Imaduck, you're a bit off there, and bennychico11, your answers are sometimes a bit askew (the one about MIDI messages sending a "1" to start a note and a "0" to stop it, for example) and this one is no exception.
A synthesizer is not a sound. A synthesizer is a musical instrument that uses some form of synthesis to create sounds. Most commonly it take the form of a keyboard as a way to play its notes, but that's not necessary.
Synthesis in its most general usage means "the composition or combination of parts or elements so as to form a whole." In this context, synthesis means a method of combining and manipulating electrical signals to make a musical sound when sent out through a speaker.
The common methods of synthesizing sounds are additive and subtractive synthesis, wave table synthesis, FM synthesis, and physical modeling synthesis. The sounds that are made are themselves are called, well, sounds.
Samplers are musical instruments that use actual recorded sounds as their building blocks. The line between synths, especially wavetable or sample-playback synths, and full-on samplers, is a bit blurry. Usually the distinction is a sampler allows you to actually record the sounds you use for building blocks themselves. The actual audio data is stored in some way, in persistent memory or otherwise, and these stored sounds are often referred to as sound banks.
In the case of FM synths and others that don't use actual recorded sound as building blocks, the sounds don't exist as stored audio per se, they are created by the synthesizer's electronics via whatever algorithm they are using while you play it. The instructions are saved as a program or preset.

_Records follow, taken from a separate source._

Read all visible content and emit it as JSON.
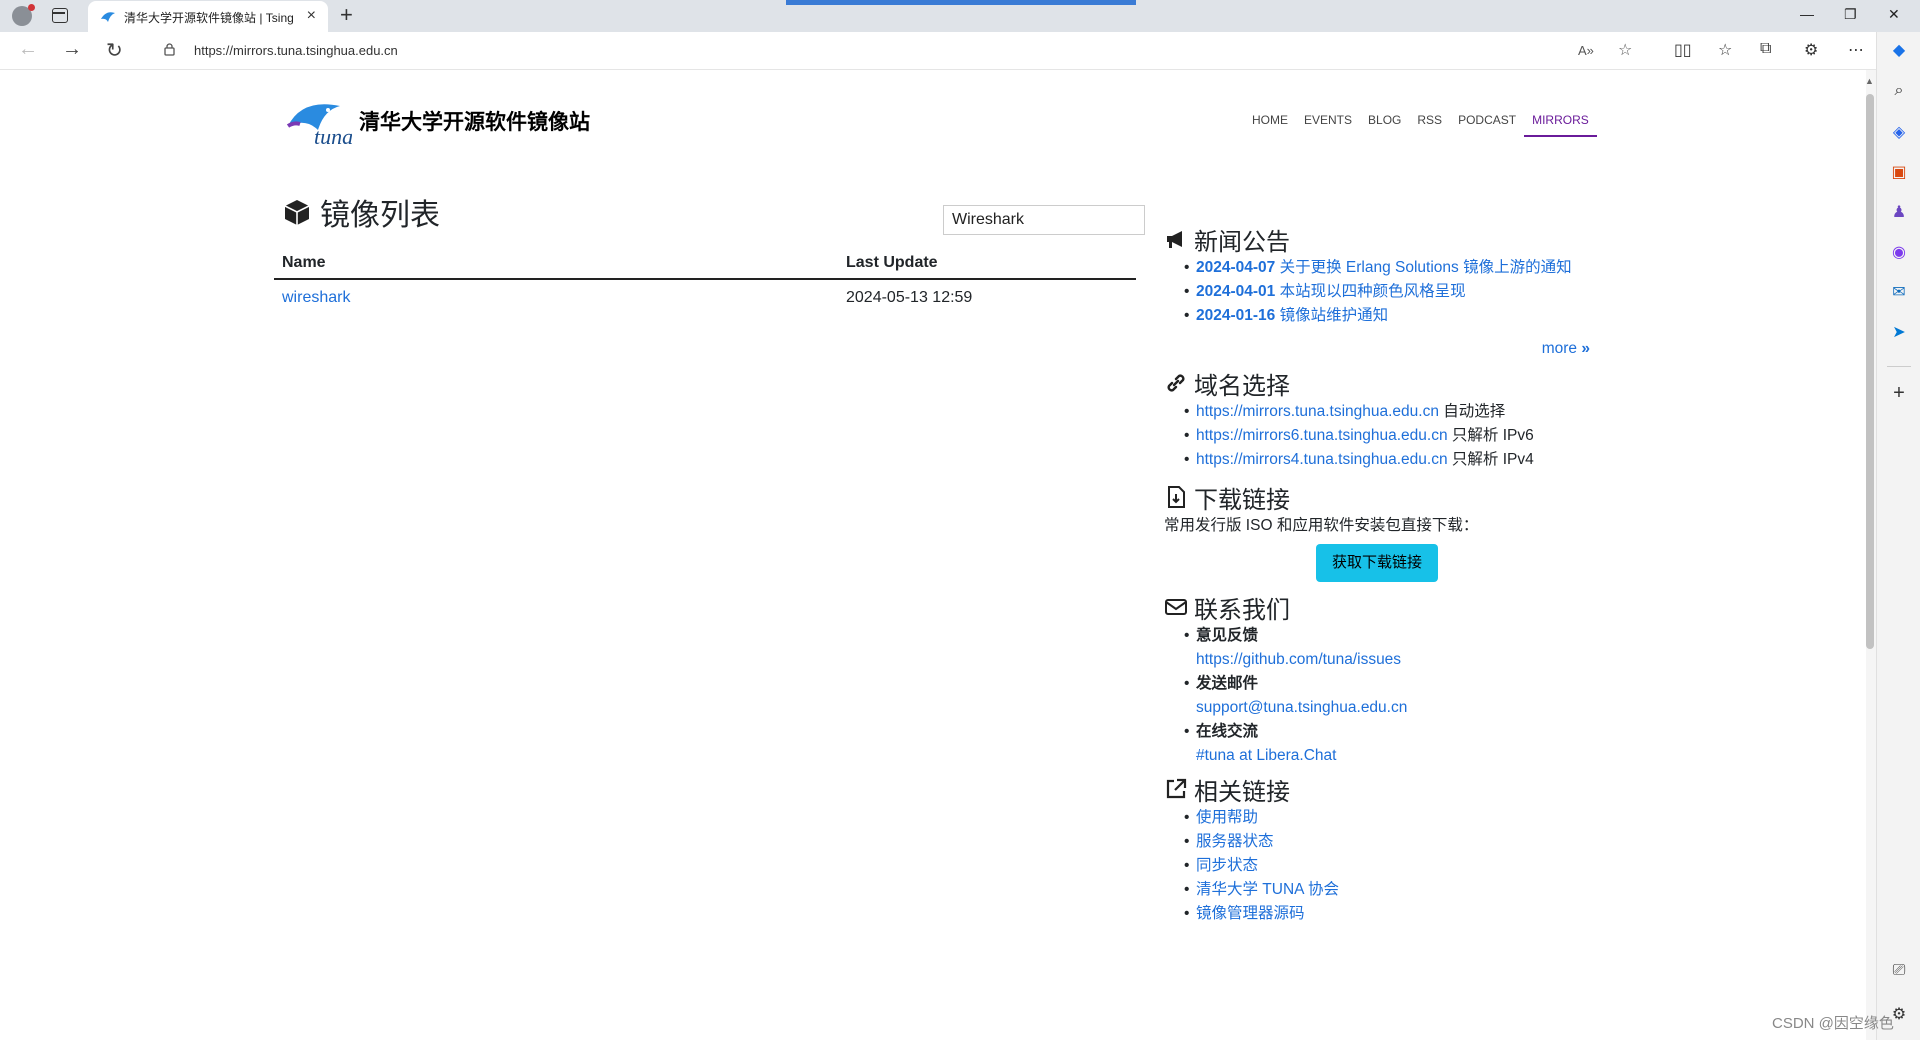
{
  "browser": {
    "tab_title": "清华大学开源软件镜像站 | Tsingh",
    "url": "https://mirrors.tuna.tsinghua.edu.cn"
  },
  "site": {
    "name": "清华大学开源软件镜像站",
    "nav": [
      "HOME",
      "EVENTS",
      "BLOG",
      "RSS",
      "PODCAST",
      "MIRRORS"
    ],
    "active_nav": "MIRRORS"
  },
  "mirrors": {
    "heading": "镜像列表",
    "filter_value": "Wireshark",
    "columns": [
      "Name",
      "Last Update"
    ],
    "rows": [
      {
        "name": "wireshark",
        "updated": "2024-05-13 12:59"
      }
    ]
  },
  "news": {
    "heading": "新闻公告",
    "items": [
      {
        "date": "2024-04-07",
        "title": "关于更换 Erlang Solutions 镜像上游的通知"
      },
      {
        "date": "2024-04-01",
        "title": "本站现以四种颜色风格呈现"
      },
      {
        "date": "2024-01-16",
        "title": "镜像站维护通知"
      }
    ],
    "more": "more"
  },
  "domains": {
    "heading": "域名选择",
    "items": [
      {
        "url": "https://mirrors.tuna.tsinghua.edu.cn",
        "desc": "自动选择"
      },
      {
        "url": "https://mirrors6.tuna.tsinghua.edu.cn",
        "desc": "只解析 IPv6"
      },
      {
        "url": "https://mirrors4.tuna.tsinghua.edu.cn",
        "desc": "只解析 IPv4"
      }
    ]
  },
  "downloads": {
    "heading": "下载链接",
    "text": "常用发行版 ISO 和应用软件安装包直接下载：",
    "button": "获取下载链接"
  },
  "contact": {
    "heading": "联系我们",
    "items": [
      {
        "label": "意见反馈",
        "link": "https://github.com/tuna/issues"
      },
      {
        "label": "发送邮件",
        "link": "support@tuna.tsinghua.edu.cn"
      },
      {
        "label": "在线交流",
        "link": "#tuna at Libera.Chat"
      }
    ]
  },
  "related": {
    "heading": "相关链接",
    "items": [
      "使用帮助",
      "服务器状态",
      "同步状态",
      "清华大学 TUNA 协会",
      "镜像管理器源码"
    ]
  },
  "watermark": "CSDN @因空缘色",
  "colors": {
    "link": "#1e6fd9",
    "active_nav": "#6a1b9a",
    "button": "#17c1e8"
  }
}
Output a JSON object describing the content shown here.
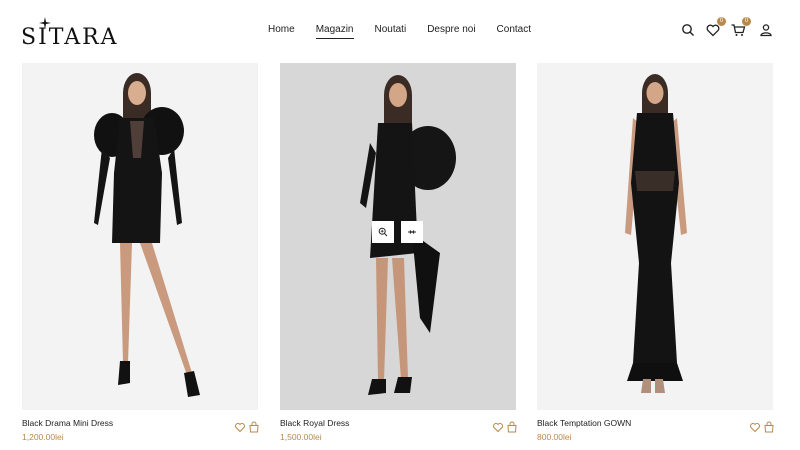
{
  "brand": {
    "name": "SITARA"
  },
  "nav": [
    {
      "label": "Home",
      "active": false
    },
    {
      "label": "Magazin",
      "active": true
    },
    {
      "label": "Noutati",
      "active": false
    },
    {
      "label": "Despre noi",
      "active": false
    },
    {
      "label": "Contact",
      "active": false
    }
  ],
  "header_icons": {
    "search": "search-icon",
    "wishlist": "heart-icon",
    "wishlist_count": "0",
    "cart": "cart-icon",
    "cart_count": "0",
    "account": "user-icon"
  },
  "accent_color": "#b8894c",
  "products": [
    {
      "name": "Black Drama Mini Dress",
      "price": "1,200.00lei"
    },
    {
      "name": "Black Royal Dress",
      "price": "1,500.00lei"
    },
    {
      "name": "Black Temptation GOWN",
      "price": "800.00lei"
    }
  ]
}
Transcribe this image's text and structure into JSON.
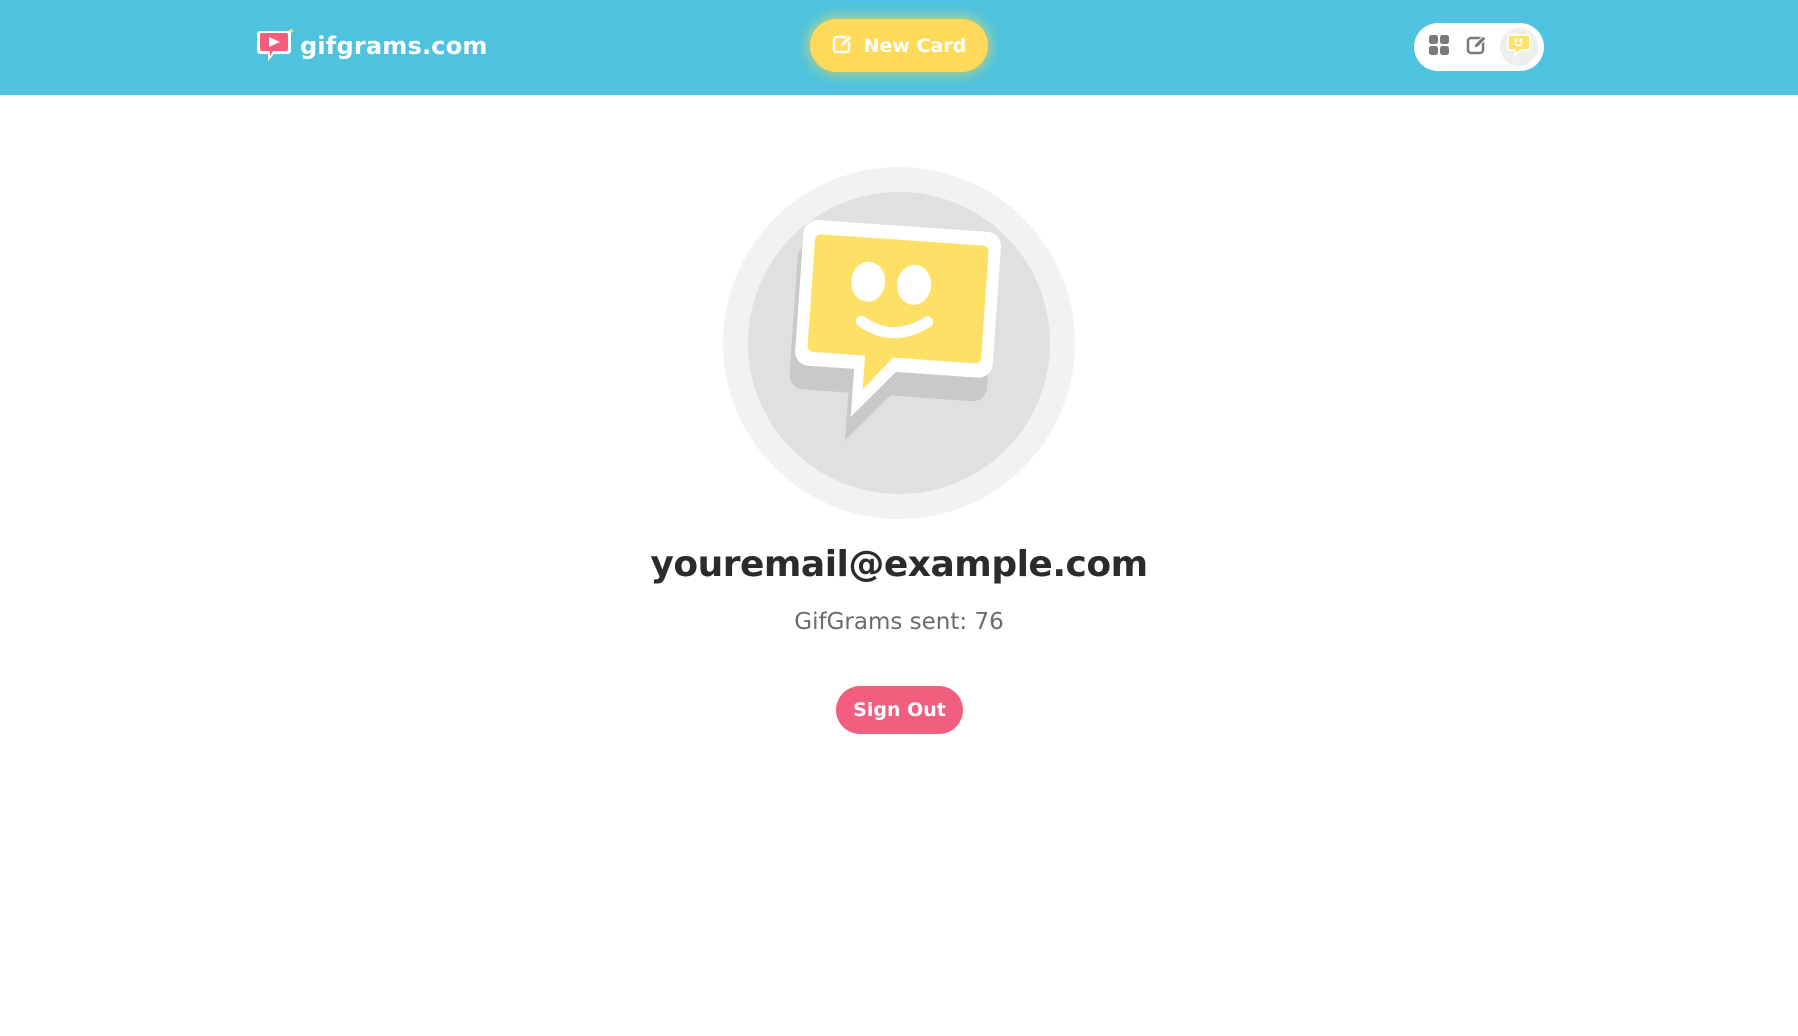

All synths have presets in the sense of default sounds they make without your having to do any manipulation or programming. The depth of editing options varies from almost none (play the preste sounds only) to almost total control of nearly every detail of the sound, including blending and stacking multiple sounds. But they're all synthesizers.
Because of MIDI, a protocol for communication between electronic musical intruments that pretty much all producst support, the various components can be distributed -- hence the synths in a box with MIDI ports but no direct way of triggering sounds, and keyboards that are controllers only, sending out MIDI messages but having no actual sounds themselves.